The political reforms center
on establishing an honest, independent, and competent judiciary and media,
combating corruption, and making the civil service serve the people instead of
exploiting them. These reforms would also appeal to many people in Russia, who
would demand similar reforms. That is what Putin is afraid of. That is why he
has tried so hard to destabilize the new Ukraine.
If Ukraine’s allies combined the sanctions against Russia with effective
assistance for the new Ukraine, no amount of propaganda could obscure the fact
that Russia’s economic and political problems are caused by Putin’s policies.

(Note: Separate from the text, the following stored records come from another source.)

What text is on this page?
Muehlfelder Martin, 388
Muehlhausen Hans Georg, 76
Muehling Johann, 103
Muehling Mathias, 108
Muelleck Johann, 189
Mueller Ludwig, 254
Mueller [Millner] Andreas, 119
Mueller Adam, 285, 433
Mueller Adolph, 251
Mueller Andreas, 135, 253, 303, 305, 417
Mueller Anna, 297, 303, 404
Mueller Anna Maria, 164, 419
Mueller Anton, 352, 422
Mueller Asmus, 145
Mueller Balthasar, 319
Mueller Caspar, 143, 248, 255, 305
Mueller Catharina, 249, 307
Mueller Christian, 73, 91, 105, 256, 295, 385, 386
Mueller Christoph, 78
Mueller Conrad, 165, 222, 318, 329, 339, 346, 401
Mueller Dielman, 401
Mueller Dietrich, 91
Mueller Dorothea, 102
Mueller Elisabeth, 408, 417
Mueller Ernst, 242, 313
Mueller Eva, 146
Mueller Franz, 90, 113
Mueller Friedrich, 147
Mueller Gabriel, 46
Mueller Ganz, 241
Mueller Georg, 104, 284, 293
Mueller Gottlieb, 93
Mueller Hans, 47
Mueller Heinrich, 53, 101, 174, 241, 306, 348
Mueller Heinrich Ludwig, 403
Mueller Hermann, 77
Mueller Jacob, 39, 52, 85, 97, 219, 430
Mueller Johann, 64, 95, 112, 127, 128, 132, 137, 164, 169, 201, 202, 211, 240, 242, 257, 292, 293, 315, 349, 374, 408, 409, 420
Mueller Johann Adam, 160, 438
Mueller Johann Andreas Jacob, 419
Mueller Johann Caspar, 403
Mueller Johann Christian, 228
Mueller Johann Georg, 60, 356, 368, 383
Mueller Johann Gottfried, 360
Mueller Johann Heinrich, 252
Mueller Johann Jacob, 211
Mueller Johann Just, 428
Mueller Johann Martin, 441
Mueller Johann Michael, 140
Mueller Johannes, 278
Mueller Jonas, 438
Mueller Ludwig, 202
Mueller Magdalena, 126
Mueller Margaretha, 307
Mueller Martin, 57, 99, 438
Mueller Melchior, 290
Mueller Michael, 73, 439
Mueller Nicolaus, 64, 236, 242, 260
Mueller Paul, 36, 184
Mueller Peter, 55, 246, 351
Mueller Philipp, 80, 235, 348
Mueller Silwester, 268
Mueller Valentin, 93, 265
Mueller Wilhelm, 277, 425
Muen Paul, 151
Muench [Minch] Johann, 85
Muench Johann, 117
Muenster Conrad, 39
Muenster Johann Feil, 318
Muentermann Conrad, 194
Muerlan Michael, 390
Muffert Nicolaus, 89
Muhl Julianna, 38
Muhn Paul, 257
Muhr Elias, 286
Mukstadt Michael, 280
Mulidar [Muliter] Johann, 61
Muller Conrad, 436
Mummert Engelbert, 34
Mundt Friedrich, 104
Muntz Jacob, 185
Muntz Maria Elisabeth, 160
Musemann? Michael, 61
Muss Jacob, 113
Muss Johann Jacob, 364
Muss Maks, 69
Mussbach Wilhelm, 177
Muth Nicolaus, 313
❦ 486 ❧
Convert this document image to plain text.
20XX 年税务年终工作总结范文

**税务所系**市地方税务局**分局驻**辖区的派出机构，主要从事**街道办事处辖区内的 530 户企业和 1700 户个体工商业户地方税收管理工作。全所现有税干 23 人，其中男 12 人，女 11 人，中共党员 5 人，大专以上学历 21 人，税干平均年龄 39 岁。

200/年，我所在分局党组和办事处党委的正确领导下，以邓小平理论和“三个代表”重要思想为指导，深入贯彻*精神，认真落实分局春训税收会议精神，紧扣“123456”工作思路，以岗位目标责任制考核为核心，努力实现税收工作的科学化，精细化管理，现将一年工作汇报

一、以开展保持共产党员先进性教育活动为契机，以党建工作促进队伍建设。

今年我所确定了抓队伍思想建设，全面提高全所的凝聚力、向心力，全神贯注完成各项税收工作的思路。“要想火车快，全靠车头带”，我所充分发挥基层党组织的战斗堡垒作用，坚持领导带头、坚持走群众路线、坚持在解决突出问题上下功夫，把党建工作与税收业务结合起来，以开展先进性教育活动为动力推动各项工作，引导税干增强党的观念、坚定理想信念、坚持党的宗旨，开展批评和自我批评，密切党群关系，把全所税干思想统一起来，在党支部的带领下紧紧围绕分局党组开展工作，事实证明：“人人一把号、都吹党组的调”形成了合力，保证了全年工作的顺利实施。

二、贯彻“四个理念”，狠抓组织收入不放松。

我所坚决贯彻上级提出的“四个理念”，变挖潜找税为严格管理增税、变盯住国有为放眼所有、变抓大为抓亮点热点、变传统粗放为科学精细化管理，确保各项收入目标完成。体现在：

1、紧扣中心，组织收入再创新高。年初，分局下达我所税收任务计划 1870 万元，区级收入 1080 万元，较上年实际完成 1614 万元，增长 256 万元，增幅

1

He could, of course—in clear violation of the Minsk II agreement of February
11, 2015—prevent the new Ukraine from succeeding by launching a large-scale
military offensive. But that would be a political defeat for Putin. It would
reveal the falsehood of his interpretation of the conflict with Ukraine; and a
military conquest of part of eastern Ukraine would place a heavy economic and
political burden on Russia.
President Putin has gained a
temporary tactical advantage over Ukraine because he is willing to risk
large-scale and even nuclear war while Ukraine’s allies are determined to avoid
a direct military conflict with Russia. This has allowed him to alternate between
hybrid war and hybrid peace at will, and he has exploited this advantage to the
full. Ukraine cannot prevail over Russia militarily because President Putin can
mobilize more and better-armed forces than Ukraine and its allies on the
battlefield. Ukrainian President Petro Poroshenko had to learn this lesson at
great cost. But surely Europe and the US can outbid Russia financially.

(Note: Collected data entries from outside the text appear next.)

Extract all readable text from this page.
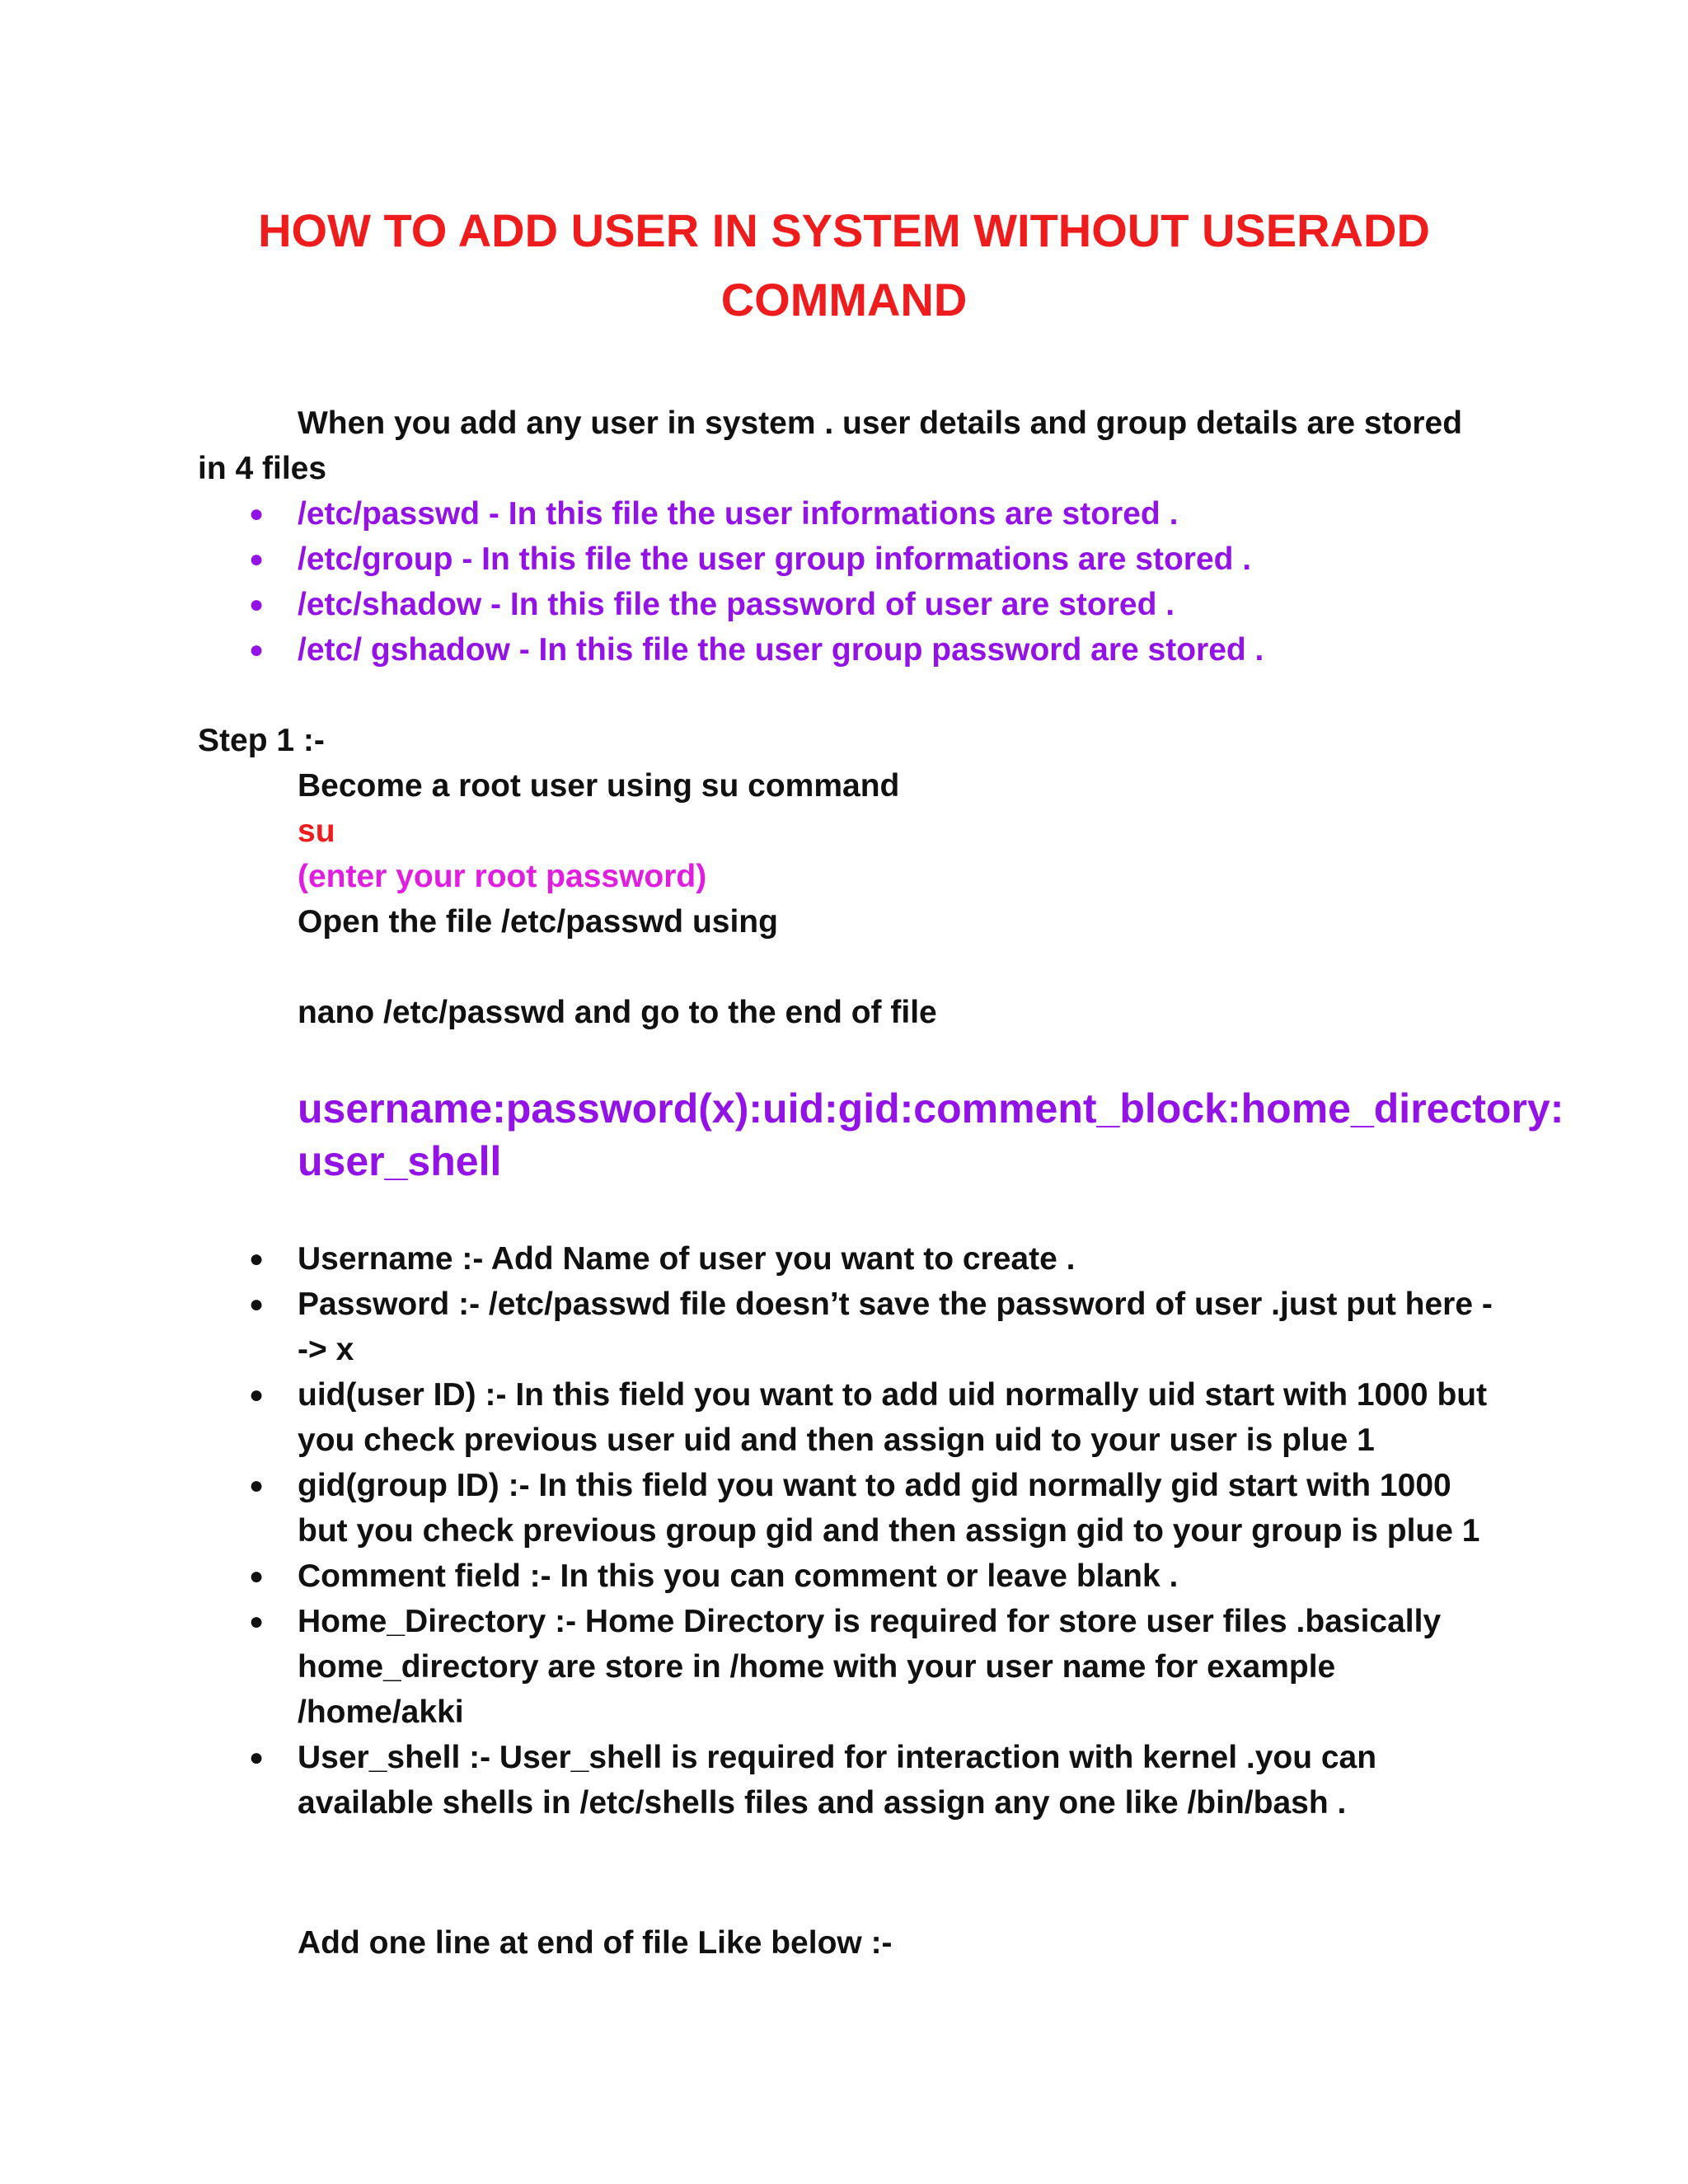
HOW TO ADD USER IN SYSTEM WITHOUT USERADD COMMAND

When you add any user in system . user details and group details are stored in 4 files

● /etc/passwd - In this file the user informations are stored .
● /etc/group - In this file the user group informations are stored .
● /etc/shadow - In this file the password of user are stored .
● /etc/ gshadow - In this file the user group password are stored .

Step 1 :-

Become a root user using su command

su

(enter your root password)

Open the file /etc/passwd using

nano /etc/passwd and go to the end of file

username:password(x):uid:gid:comment_block:home_directory:
user_shell
● Username :- Add Name of user you want to create .
● Password :- /etc/passwd file doesn’t save the password of user .just put here --> x
● uid(user ID) :- In this field you want to add uid normally uid start with 1000 but you check previous user uid and then assign uid to your user is plue 1
● gid(group ID) :- In this field you want to add gid normally gid start with 1000 but you check previous group gid and then assign gid to your group is plue 1
● Comment field :- In this you can comment or leave blank .
● Home_Directory :- Home Directory is required for store user files .basically home_directory are store in /home with your user name for example /home/akki
● User_shell :- User_shell is required for interaction with kernel .you can available shells in /etc/shells files and assign any one like /bin/bash .

Add one line at end of file Like below :-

This argument for European and
American support had some impact among Ukraine’s allies but my assertion about
their willingness to provide large-scale financial support proved to be wrong,
at least until now. I attribute this to two factors. One is the Greek crisis,
which was an outgrowth of the euro crisis and set a bad example for the
European Union to follow in Ukraine. The other is the Minsk agreement itself
that, for reasons explained below, induced the European authorities to continue
keeping Ukraine on a tight financial leash.

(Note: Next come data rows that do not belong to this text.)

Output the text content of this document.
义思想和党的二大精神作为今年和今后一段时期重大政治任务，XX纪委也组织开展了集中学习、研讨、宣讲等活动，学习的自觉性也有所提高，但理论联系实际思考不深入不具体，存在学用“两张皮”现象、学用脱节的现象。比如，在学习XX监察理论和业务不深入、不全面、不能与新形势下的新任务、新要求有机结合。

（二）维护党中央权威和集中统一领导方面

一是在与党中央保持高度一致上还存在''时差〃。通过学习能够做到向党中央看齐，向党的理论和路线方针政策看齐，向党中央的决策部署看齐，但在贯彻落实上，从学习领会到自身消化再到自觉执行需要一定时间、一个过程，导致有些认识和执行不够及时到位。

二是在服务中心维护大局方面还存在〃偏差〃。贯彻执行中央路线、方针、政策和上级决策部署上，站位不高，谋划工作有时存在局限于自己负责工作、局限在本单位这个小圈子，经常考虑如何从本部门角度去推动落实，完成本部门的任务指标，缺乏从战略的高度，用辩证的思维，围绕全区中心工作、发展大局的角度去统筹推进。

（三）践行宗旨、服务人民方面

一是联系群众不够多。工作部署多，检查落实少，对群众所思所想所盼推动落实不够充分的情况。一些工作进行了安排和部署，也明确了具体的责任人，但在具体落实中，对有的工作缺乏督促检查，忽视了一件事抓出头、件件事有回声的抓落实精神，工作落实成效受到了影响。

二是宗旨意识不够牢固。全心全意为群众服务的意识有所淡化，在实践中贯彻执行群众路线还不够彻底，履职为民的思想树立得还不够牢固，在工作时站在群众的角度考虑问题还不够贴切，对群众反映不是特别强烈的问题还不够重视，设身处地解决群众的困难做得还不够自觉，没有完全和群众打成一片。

The euro crisis has created an
acute shortage of funds for budgetary purposes. The EU budget of €145 billion
is only about one percent of the GDP of the member states, but Europe
is barely growing and member states are clamoring to reduce their contributions
to the EU budget. The shortage of funds is particularly acute in the eurozone,
which has no budget of its own.
The European authorities under
German leadership mishandled the Greek crisis. They started out by providing
emergency loans to Greece at punitive interest rates; they imposed their own
program of reform and micromanaged it instead of allowing Greece to take
ownership and control of the reforms; and they always lent too little too late.
The Greek authorities are far from blameless but the primary responsibility
lies with Germany because it was in charge. The Greek national debt has become
unsustainable but the European authorities are now unwilling to write down
their loans to Greece.
A dispute over this point
between them and the IMF has greatly complicated the recent and
current negotiations. The authorities have corrected some of their mistakes—for
instance, they insist on “bailing in” rather than “bailing out” bondholders
(bailing in requires bondholders to write down the value of their bonds). But
they repeat others. The biggest mistake has been to treat Ukraine in the same
way as Greece. The new Ukraine seeks to be the opposite of Greece and, although
it is not a member, it is actively defending the European Union against a
military and political threat from Russia.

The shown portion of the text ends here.